A central theme of geometric group theory is to understand finitely generated groups by studying spaces on which they act. For example, particularly nice actions on trees illuminate the structures of certain groups. One important group is $\mathsf{SL_2(\Z)}$ , the group of $\mathsf{2 \times 2}$ integer matrices with determinant $\mathsf{1}$. We will investigate the general theory of groups acting on trees, and use these results to ultimately find a presentation of $\mathsf{SL_2(\Z)}$ by considering its natural action on the Farey tree.

The field of $\mathsf{p}$-adic numbers is a completion of the rational numbers $\Q$. This presentation will introduce the $\mathsf{p}$-adic valuations and $\mathsf{p}$-adic expansions. We will cover fundamental aspects of the $\mathsf{p}$-adic numbers, including an overview of their derivation and their applications in algebra, analysis, and topology. A basic understanding of modular arithmetic, real analysis, group theory, and ring theory is presumed.

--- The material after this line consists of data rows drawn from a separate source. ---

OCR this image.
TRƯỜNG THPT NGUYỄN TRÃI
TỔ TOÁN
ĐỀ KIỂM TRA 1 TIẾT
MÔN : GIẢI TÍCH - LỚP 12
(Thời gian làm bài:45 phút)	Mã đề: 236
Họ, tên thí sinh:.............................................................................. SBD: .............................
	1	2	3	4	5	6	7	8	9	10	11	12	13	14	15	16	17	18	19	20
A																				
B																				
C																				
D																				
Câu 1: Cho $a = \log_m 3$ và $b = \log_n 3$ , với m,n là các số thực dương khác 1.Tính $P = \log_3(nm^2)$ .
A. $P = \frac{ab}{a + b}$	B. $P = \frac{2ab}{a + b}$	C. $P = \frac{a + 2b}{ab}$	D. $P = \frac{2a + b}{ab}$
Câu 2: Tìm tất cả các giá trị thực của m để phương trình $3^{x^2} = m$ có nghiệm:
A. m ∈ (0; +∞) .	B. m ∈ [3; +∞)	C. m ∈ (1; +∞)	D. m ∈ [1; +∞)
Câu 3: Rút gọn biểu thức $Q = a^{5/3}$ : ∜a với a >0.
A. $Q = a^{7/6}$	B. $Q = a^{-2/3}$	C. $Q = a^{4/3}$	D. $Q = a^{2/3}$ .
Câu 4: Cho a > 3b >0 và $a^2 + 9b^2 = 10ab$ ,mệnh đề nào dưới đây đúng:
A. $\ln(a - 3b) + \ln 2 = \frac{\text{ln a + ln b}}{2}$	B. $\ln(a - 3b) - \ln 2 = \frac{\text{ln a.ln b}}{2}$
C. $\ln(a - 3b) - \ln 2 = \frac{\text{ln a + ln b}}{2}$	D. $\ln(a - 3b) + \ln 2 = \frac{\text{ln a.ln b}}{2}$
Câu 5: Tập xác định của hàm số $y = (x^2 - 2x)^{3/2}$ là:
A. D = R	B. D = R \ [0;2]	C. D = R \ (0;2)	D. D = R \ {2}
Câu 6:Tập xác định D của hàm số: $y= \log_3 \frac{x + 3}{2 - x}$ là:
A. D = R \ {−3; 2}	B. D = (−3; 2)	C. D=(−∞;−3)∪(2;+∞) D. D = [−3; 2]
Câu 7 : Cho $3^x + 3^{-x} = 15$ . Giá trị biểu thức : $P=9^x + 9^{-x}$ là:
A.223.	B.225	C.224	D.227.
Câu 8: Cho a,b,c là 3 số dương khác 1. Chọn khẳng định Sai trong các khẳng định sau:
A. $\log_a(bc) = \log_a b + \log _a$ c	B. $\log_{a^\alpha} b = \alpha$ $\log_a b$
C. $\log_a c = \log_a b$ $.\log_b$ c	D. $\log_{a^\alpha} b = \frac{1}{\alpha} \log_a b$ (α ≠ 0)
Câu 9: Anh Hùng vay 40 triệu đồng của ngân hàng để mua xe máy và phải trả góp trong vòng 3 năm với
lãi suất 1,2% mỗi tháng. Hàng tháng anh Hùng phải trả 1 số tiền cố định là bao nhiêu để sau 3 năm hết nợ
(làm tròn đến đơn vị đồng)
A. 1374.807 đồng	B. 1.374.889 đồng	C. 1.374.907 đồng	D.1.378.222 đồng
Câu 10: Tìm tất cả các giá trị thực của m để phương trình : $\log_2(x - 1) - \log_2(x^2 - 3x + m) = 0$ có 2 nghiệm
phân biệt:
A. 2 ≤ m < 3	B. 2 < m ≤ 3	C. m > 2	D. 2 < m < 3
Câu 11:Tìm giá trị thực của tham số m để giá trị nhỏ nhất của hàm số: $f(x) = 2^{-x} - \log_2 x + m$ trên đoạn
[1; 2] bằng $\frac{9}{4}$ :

We start with talking about the ZF axioms, and then we discuss the construction of the natural numbers, integers, and rational numbers briefly. Then we sketch the construction of the real numbers using the notion of Dedekind cuts.

In this presentation, we will define knots in the mathematical sense and explore methods of distinguishing knots through the use of knot invariants. In particular, we will discuss knot quandles and how they can be used to generate these invariants.